A Articulação dos Povos Indígenas do Brasil (Apib) afirma que a adoção do marco temporal limitaria o acesso dos indígenas ao seu direito originário sobre suas terras e que há casos de povos que foram expulsos delas algumas décadas antes da entrada em vigor da Constituição.

“O direito de povos indígenas a seus territórios não começa e nem termina em uma data arbitrária”, justifica Maria Laura Canineu, diretora da ONG Human Rights Watch no Brasil. “Aprovar esse projeto de lei seria um retrocesso inconcebível, violaria os direitos humanos e sinalizaria que o Brasil não está honrando seu compromisso de defender aqueles que comprovadamente melhor protegem nossas florestas”.

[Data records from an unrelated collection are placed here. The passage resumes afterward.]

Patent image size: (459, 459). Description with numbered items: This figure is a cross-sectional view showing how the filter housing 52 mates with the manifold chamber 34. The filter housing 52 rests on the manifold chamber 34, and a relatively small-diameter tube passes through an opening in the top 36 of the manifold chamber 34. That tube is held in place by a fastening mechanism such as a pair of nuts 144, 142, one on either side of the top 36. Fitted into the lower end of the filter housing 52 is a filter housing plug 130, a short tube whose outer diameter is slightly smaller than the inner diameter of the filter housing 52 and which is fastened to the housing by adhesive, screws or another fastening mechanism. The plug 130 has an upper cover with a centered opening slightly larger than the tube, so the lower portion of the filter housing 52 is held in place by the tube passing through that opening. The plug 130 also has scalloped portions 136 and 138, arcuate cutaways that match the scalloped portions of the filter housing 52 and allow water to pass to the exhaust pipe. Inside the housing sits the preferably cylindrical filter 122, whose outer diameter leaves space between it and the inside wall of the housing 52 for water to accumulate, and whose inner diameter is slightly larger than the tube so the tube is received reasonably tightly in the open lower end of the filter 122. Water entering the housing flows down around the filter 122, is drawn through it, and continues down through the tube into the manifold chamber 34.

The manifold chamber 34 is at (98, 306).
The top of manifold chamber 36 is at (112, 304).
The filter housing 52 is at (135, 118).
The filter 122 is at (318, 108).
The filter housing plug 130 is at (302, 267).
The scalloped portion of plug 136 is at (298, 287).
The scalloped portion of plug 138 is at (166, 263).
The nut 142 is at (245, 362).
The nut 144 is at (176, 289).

Na avaliação do Ministério dos Povos Indígenas, a tese pode “inviabilizar demarcações de terras indígenas, ameaçar os territórios já homologados e destituir direitos constitucionais, configurando-se como uma das mais graves ameaças aos povos indígenas do Brasil na atualidade”.

Em 2022, os protestos contra o marco temporal também reverberam no exterior. Em abril do ano passado, um grupo de 29 parlamentares alemães enviou uma carta aberta aos membros do Congresso brasileiro expressando preocupação com o PL 490/2007.

Julgamento no STF

O caso em julgamento no STF tratava da disputa pela posse da Terra Indígena Ibirama , em Santa Catarina. A área é habitada pelos povos Xokleng, Kaingang e Guarani.

O estado de Santa Catarina argumenta que na data de promulgação da Constituição não havia ocupação na área. Por outro lado, indígenas argumentam que, naquela ocasião, haviam sido expulsos do local.

O procurador-geral do Estado de Santa Catarina, Márcio Vicari, defende o marco temporal e diz que a realidade de Santa Catarina é diferente da de outras unidades federativas. “Há localidades em que a demarcação envolve um latifúndio de um único proprietário, mas, no nosso estado, isso impacta na realidade de centenas de famílias, muitas delas de produtores rurais”, afirmou, em audiência na Assembleia Legislativa de Santa Catarina (Alesc).

Na época do início do julgamento do STF em 2021, cerca de 6 mil indígenas de 170 povos acamparam em Brasília, em uma área da Esplanada dos Ministérios, para protestar por seus direitos e contra o marco temporal.

A origem da questão

Toda a questão teve origem em 2009, quando um conflito entre indígenas e agricultores em Roraima chegou ao STF. Para resolver a disputa sobre a quem pertenceria de direito a Terra Indígena Raposa Serra do Sol, os ministros argumentaram em favor do povo indígena — alegando que eles lá estavam quando foi promulgada a Constituição.

Se naquele caso a tese era favorável aos povos originários, o precedente ficou aberto para a argumentação em contrário: ou seja, que indígenas não pudessem reivindicar como suas as terras que não estivessem ocupando em 1988.

Em 2017, a Advocacia Geral da União (AGU) emitiu um parecer de que seria pertinente a tese do marco temporal. Como resultado, há dezenas de processos de demarcação de terra emperrados, à espera de uma definição do STF. Entre eles, o caso dos indígenas Xokleng, da Terra Indígena Ibirama La-Klãnõ, em Santa Catarina, que volta a julgamento no STF.

Historicamente perseguidos pelos colonizadores, os remanescentes da etnia acabaram afastados de suas terras originais na primeira metade do século 20. Em 1996, contudo, conseguiram a demarcação de 15 mil hectares — que depois se expandiria, em 2003, para 37 mil hectares. Com o argumento do marco temporal, agora a área é reivindicada pelo Instituto do Meio Ambiente de Santa Catarina.